Kentin yer altı ve yer üstü zenginlikleri, stratejik coğrafi
konumu her zaman bir savaş halinde olmasına sebep olmuştur. Zengin tarihi
dokusu ve kozmopolitan yapısı her ne kadar büyük zenginlik olarak kabul edilse
de, burası işgalciler tarafından her zaman savaş için kullanılabilecek bir
zemin olarak değerlendirilmiştir.
Kürdistan coğrafyası içerisinde tarihte önemli bir yeri olan
Musul, 1926 yılında Türk devleti ile İngiltere arasında imzalanan Ankara
anlaşmasıyla Kürdistan’ın geleceği konusunda bir dönüm noktası olmuştur. Ankara
anlaşmasıyla Musul, Irak devletine bırakılmış ve bunun karşılığında hegemonik
güç konumunda bulunan İngiltere de Kuzey Kürdistan’da Türk devletinin yapacağı
katliamlara karşı çıkmayacak ve doğal bir ortak durumunda olacaktı. Nitekim bu
konuda İngiliz yazar ve tarihçi Toynbee, “Eğer biz Türklere Kürtleri teslim
edersek, onlar bize Musul’da petrol imtiyazını
vereceklerdir diyordu.
Tarihte her zaman belirleyici bir coğrafya konumunda olan
Musul günümüzde de önemini korumaktadır. Gelinen noktada, yeniden belirlenen
Ortadoğu haritasında Musul yine işgal sahası olmuş ve yine hem askeri hem de
siyasi ve ekonomik olarak ağırlığını ortaya koymaktadır.
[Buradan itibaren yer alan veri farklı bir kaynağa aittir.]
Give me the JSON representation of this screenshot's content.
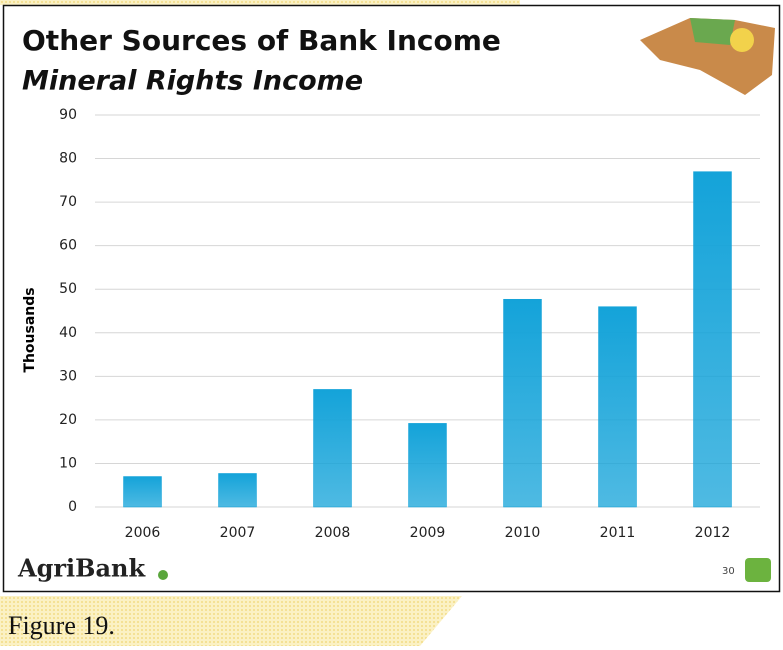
{
  "chart_data": {
    "type": "bar",
    "title": "Other Sources of Bank Income",
    "subtitle": "Mineral Rights Income",
    "y_label": "Thousands",
    "categories": [
      "2006",
      "2007",
      "2008",
      "2009",
      "2010",
      "2011",
      "2012"
    ],
    "values": [
      7,
      7.7,
      27,
      19.2,
      47.7,
      46,
      77
    ],
    "color": "#14a3d9",
    "ylim": [
      0,
      90
    ],
    "yticks": [
      0,
      10,
      20,
      30,
      40,
      50,
      60,
      70,
      80,
      90
    ],
    "grid": true
  },
  "logo": "AgriBank",
  "page_number": "30",
  "caption": "Figure 19."
}
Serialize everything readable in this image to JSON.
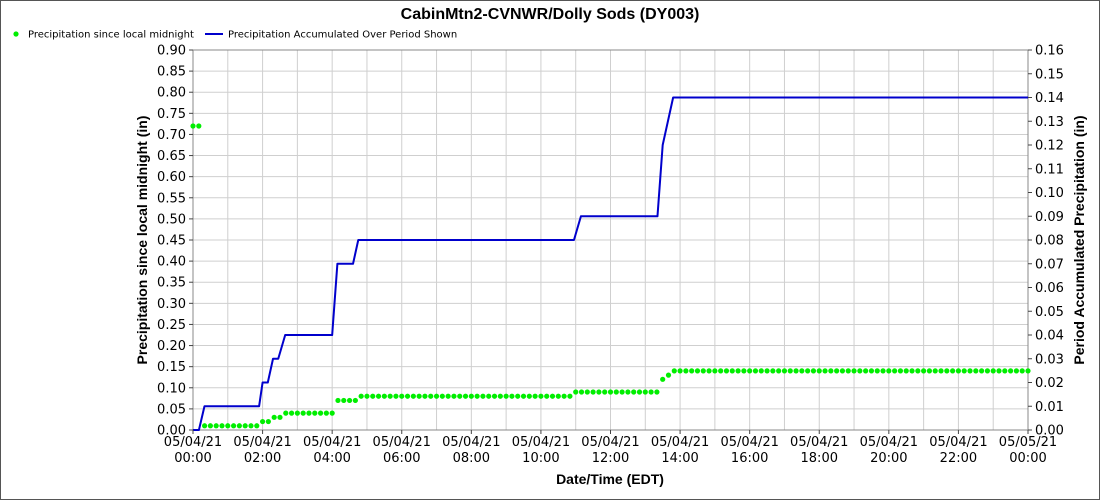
{
  "chart_data": {
    "type": "line",
    "title": "CabinMtn2-CVNWR/Dolly Sods (DY003)",
    "xlabel": "Date/Time (EDT)",
    "ylabel": "Precipitation since local midnight (in)",
    "y2label": "Period Accumulated Precipitation (in)",
    "legend": {
      "placement": "top-left",
      "entries": [
        "Precipitation since local midnight",
        "Precipitation Accumulated Over Period Shown"
      ]
    },
    "grid": true,
    "xlim": [
      0,
      24
    ],
    "ylim": [
      0,
      0.9
    ],
    "y2lim": [
      0,
      0.16
    ],
    "xticks": [
      {
        "value": 0,
        "date": "05/04/21",
        "time": "00:00"
      },
      {
        "value": 2,
        "date": "05/04/21",
        "time": "02:00"
      },
      {
        "value": 4,
        "date": "05/04/21",
        "time": "04:00"
      },
      {
        "value": 6,
        "date": "05/04/21",
        "time": "06:00"
      },
      {
        "value": 8,
        "date": "05/04/21",
        "time": "08:00"
      },
      {
        "value": 10,
        "date": "05/04/21",
        "time": "10:00"
      },
      {
        "value": 12,
        "date": "05/04/21",
        "time": "12:00"
      },
      {
        "value": 14,
        "date": "05/04/21",
        "time": "14:00"
      },
      {
        "value": 16,
        "date": "05/04/21",
        "time": "16:00"
      },
      {
        "value": 18,
        "date": "05/04/21",
        "time": "18:00"
      },
      {
        "value": 20,
        "date": "05/04/21",
        "time": "20:00"
      },
      {
        "value": 22,
        "date": "05/04/21",
        "time": "22:00"
      },
      {
        "value": 24,
        "date": "05/05/21",
        "time": "00:00"
      }
    ],
    "yticks": [
      "0.00",
      "0.05",
      "0.10",
      "0.15",
      "0.20",
      "0.25",
      "0.30",
      "0.35",
      "0.40",
      "0.45",
      "0.50",
      "0.55",
      "0.60",
      "0.65",
      "0.70",
      "0.75",
      "0.80",
      "0.85",
      "0.90"
    ],
    "y2ticks": [
      "0.00",
      "0.01",
      "0.02",
      "0.03",
      "0.04",
      "0.05",
      "0.06",
      "0.07",
      "0.08",
      "0.09",
      "0.10",
      "0.11",
      "0.12",
      "0.13",
      "0.14",
      "0.15",
      "0.16"
    ],
    "series": [
      {
        "name": "Precipitation since local midnight",
        "kind": "points",
        "axis": "left",
        "color": "#00ee00",
        "steps": [
          [
            0.0,
            0.72
          ],
          [
            0.25,
            0.01
          ],
          [
            1.95,
            0.02
          ],
          [
            2.25,
            0.03
          ],
          [
            2.6,
            0.04
          ],
          [
            4.1,
            0.07
          ],
          [
            4.75,
            0.08
          ],
          [
            11.0,
            0.09
          ],
          [
            13.5,
            0.12
          ],
          [
            13.65,
            0.13
          ],
          [
            13.8,
            0.14
          ]
        ],
        "end": 24.0
      },
      {
        "name": "Precipitation Accumulated Over Period Shown",
        "kind": "line",
        "axis": "right",
        "color": "#0000cc",
        "points": [
          [
            0.0,
            0.0
          ],
          [
            0.17,
            0.0
          ],
          [
            0.33,
            0.01
          ],
          [
            1.9,
            0.01
          ],
          [
            2.0,
            0.02
          ],
          [
            2.15,
            0.02
          ],
          [
            2.3,
            0.03
          ],
          [
            2.45,
            0.03
          ],
          [
            2.65,
            0.04
          ],
          [
            4.0,
            0.04
          ],
          [
            4.15,
            0.07
          ],
          [
            4.6,
            0.07
          ],
          [
            4.75,
            0.08
          ],
          [
            10.95,
            0.08
          ],
          [
            11.15,
            0.09
          ],
          [
            13.35,
            0.09
          ],
          [
            13.5,
            0.12
          ],
          [
            13.8,
            0.14
          ],
          [
            24.0,
            0.14
          ]
        ]
      }
    ]
  }
}
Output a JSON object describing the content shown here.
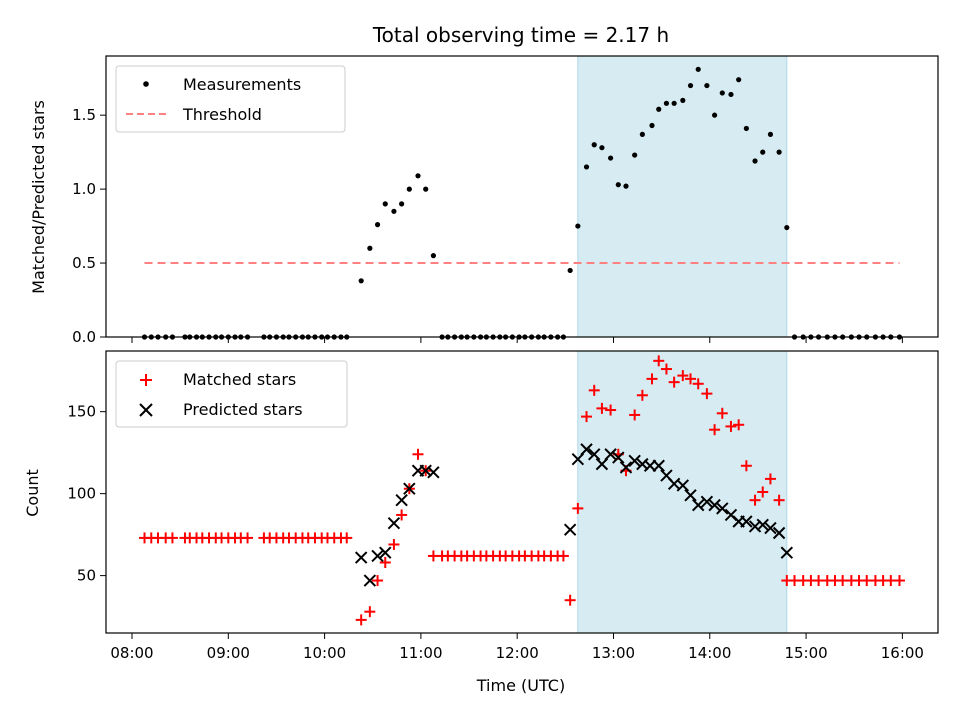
{
  "title": "Total observing time = 2.17 h",
  "colors": {
    "measurement": "#000000",
    "threshold": "#ff8080",
    "matched": "#ff0000",
    "predicted": "#000000",
    "span_fill": "#add8e6"
  },
  "chart_data": [
    {
      "type": "scatter",
      "ylabel": "Matched/Predicted stars",
      "xlim": [
        7.73,
        16.37
      ],
      "ylim": [
        0,
        1.9
      ],
      "yticks": [
        0.0,
        0.5,
        1.0,
        1.5
      ],
      "ytick_labels": [
        "0.0",
        "0.5",
        "1.0",
        "1.5"
      ],
      "grid": false,
      "legend": "upper-left",
      "observing_span": [
        12.63,
        14.8
      ],
      "series": [
        {
          "name": "Measurements",
          "kind": "points",
          "x": [
            8.13,
            8.2,
            8.27,
            8.35,
            8.42,
            8.55,
            8.6,
            8.67,
            8.73,
            8.8,
            8.87,
            8.93,
            9.0,
            9.07,
            9.13,
            9.2,
            9.37,
            9.43,
            9.5,
            9.57,
            9.63,
            9.7,
            9.77,
            9.83,
            9.9,
            9.97,
            10.03,
            10.1,
            10.17,
            10.23,
            10.38,
            10.47,
            10.55,
            10.63,
            10.72,
            10.8,
            10.88,
            10.97,
            11.05,
            11.13,
            11.22,
            11.28,
            11.35,
            11.42,
            11.48,
            11.55,
            11.62,
            11.68,
            11.75,
            11.82,
            11.88,
            11.95,
            12.02,
            12.08,
            12.15,
            12.22,
            12.28,
            12.35,
            12.42,
            12.48,
            12.55,
            12.63,
            12.72,
            12.8,
            12.88,
            12.97,
            13.05,
            13.13,
            13.22,
            13.3,
            13.4,
            13.47,
            13.55,
            13.63,
            13.72,
            13.8,
            13.88,
            13.97,
            14.05,
            14.13,
            14.22,
            14.3,
            14.38,
            14.47,
            14.55,
            14.63,
            14.72,
            14.8,
            14.88,
            14.97,
            15.05,
            15.13,
            15.22,
            15.3,
            15.38,
            15.47,
            15.55,
            15.63,
            15.72,
            15.8,
            15.88,
            15.97
          ],
          "y": [
            0,
            0,
            0,
            0,
            0,
            0,
            0,
            0,
            0,
            0,
            0,
            0,
            0,
            0,
            0,
            0,
            0,
            0,
            0,
            0,
            0,
            0,
            0,
            0,
            0,
            0,
            0,
            0,
            0,
            0,
            0.38,
            0.6,
            0.76,
            0.9,
            0.85,
            0.9,
            1.0,
            1.09,
            1.0,
            0.55,
            0,
            0,
            0,
            0,
            0,
            0,
            0,
            0,
            0,
            0,
            0,
            0,
            0,
            0,
            0,
            0,
            0,
            0,
            0,
            0,
            0.45,
            0.75,
            1.15,
            1.3,
            1.28,
            1.21,
            1.03,
            1.02,
            1.23,
            1.37,
            1.43,
            1.54,
            1.58,
            1.58,
            1.6,
            1.7,
            1.81,
            1.7,
            1.5,
            1.65,
            1.64,
            1.74,
            1.41,
            1.19,
            1.25,
            1.37,
            1.25,
            0.74,
            0,
            0,
            0,
            0,
            0,
            0,
            0,
            0,
            0,
            0,
            0,
            0,
            0,
            0
          ]
        },
        {
          "name": "Threshold",
          "kind": "dashed-line",
          "x": [
            8.13,
            15.97
          ],
          "y": [
            0.5,
            0.5
          ]
        }
      ]
    },
    {
      "type": "scatter",
      "ylabel": "Count",
      "xlabel": "Time (UTC)",
      "xlim": [
        7.73,
        16.37
      ],
      "ylim": [
        15,
        187
      ],
      "yticks": [
        50,
        100,
        150
      ],
      "xticks": [
        8,
        9,
        10,
        11,
        12,
        13,
        14,
        15,
        16
      ],
      "xtick_labels": [
        "08:00",
        "09:00",
        "10:00",
        "11:00",
        "12:00",
        "13:00",
        "14:00",
        "15:00",
        "16:00"
      ],
      "grid": false,
      "legend": "upper-left",
      "observing_span": [
        12.63,
        14.8
      ],
      "series": [
        {
          "name": "Matched stars",
          "marker": "plus",
          "x": [
            8.13,
            8.2,
            8.27,
            8.35,
            8.42,
            8.55,
            8.6,
            8.67,
            8.73,
            8.8,
            8.87,
            8.93,
            9.0,
            9.07,
            9.13,
            9.2,
            9.37,
            9.43,
            9.5,
            9.57,
            9.63,
            9.7,
            9.77,
            9.83,
            9.9,
            9.97,
            10.03,
            10.1,
            10.17,
            10.23,
            10.38,
            10.47,
            10.55,
            10.63,
            10.72,
            10.8,
            10.88,
            10.97,
            11.05,
            11.13,
            11.22,
            11.28,
            11.35,
            11.42,
            11.48,
            11.55,
            11.62,
            11.68,
            11.75,
            11.82,
            11.88,
            11.95,
            12.02,
            12.08,
            12.15,
            12.22,
            12.28,
            12.35,
            12.42,
            12.48,
            12.55,
            12.63,
            12.72,
            12.8,
            12.88,
            12.97,
            13.05,
            13.13,
            13.22,
            13.3,
            13.4,
            13.47,
            13.55,
            13.63,
            13.72,
            13.8,
            13.88,
            13.97,
            14.05,
            14.13,
            14.22,
            14.3,
            14.38,
            14.47,
            14.55,
            14.63,
            14.72,
            14.8,
            14.88,
            14.97,
            15.05,
            15.13,
            15.22,
            15.3,
            15.38,
            15.47,
            15.55,
            15.63,
            15.72,
            15.8,
            15.88,
            15.97
          ],
          "y": [
            73,
            73,
            73,
            73,
            73,
            73,
            73,
            73,
            73,
            73,
            73,
            73,
            73,
            73,
            73,
            73,
            73,
            73,
            73,
            73,
            73,
            73,
            73,
            73,
            73,
            73,
            73,
            73,
            73,
            73,
            23,
            28,
            47,
            58,
            69,
            87,
            103,
            124,
            114,
            62,
            62,
            62,
            62,
            62,
            62,
            62,
            62,
            62,
            62,
            62,
            62,
            62,
            62,
            62,
            62,
            62,
            62,
            62,
            62,
            62,
            35,
            91,
            147,
            163,
            152,
            151,
            124,
            114,
            148,
            160,
            170,
            181,
            176,
            168,
            172,
            170,
            167,
            161,
            139,
            149,
            141,
            142,
            117,
            96,
            101,
            109,
            96,
            47,
            47,
            47,
            47,
            47,
            47,
            47,
            47,
            47,
            47,
            47,
            47,
            47,
            47,
            47
          ]
        },
        {
          "name": "Predicted stars",
          "marker": "cross",
          "x": [
            10.38,
            10.47,
            10.55,
            10.63,
            10.72,
            10.8,
            10.88,
            10.97,
            11.05,
            11.13,
            12.55,
            12.63,
            12.72,
            12.8,
            12.88,
            12.97,
            13.05,
            13.13,
            13.22,
            13.3,
            13.38,
            13.47,
            13.55,
            13.63,
            13.72,
            13.8,
            13.88,
            13.97,
            14.05,
            14.13,
            14.22,
            14.3,
            14.38,
            14.47,
            14.55,
            14.63,
            14.72,
            14.8
          ],
          "y": [
            61,
            47,
            62,
            64,
            82,
            96,
            103,
            114,
            114,
            113,
            78,
            121,
            127,
            124,
            118,
            124,
            122,
            116,
            120,
            118,
            117,
            117,
            111,
            106,
            105,
            99,
            93,
            95,
            93,
            91,
            87,
            83,
            83,
            80,
            81,
            79,
            76,
            64
          ]
        }
      ]
    }
  ]
}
İngiltere ile 5 Haziran 1926’da yapılan Ankara
Antlaşması’yla Brüksel Hattı, Türkiye-Irak sınırı olarak kabul edilmiş, Türkmenlerin
azınlık haklarından hiç söz edilmemiştir. Nedeni ise, Musul konusunda Türkmen
azınlık haklarından söz eden Türkiye’nin kendi ülkesinde yaşayan Kürtlerin
azınlık haklarının İngiltere tarafından gündeme getirilme endişesidir.
Antlaşmanın onaylanmasından sonra Türkiye, hem İngiltere’yle hem de Fransa’yla
ilişkilerini geliştirmeye başlamıştır. Antlaşmadan önce Almanya dışında başta
İngiltere ve diğer batılı ülkelerin çoğu büyükelçiliklerini İstanbul’da
tutmuşlardır ki, bu Türkiye Cumhuriyeti’ni ve başkenti Ankara’yı tanımama
anlamına geliyordu. Antlaşmadan sonra ise bu tutumlarından vazgeçip
büyükelçiliklerini Ankara’ya taşımışlardır.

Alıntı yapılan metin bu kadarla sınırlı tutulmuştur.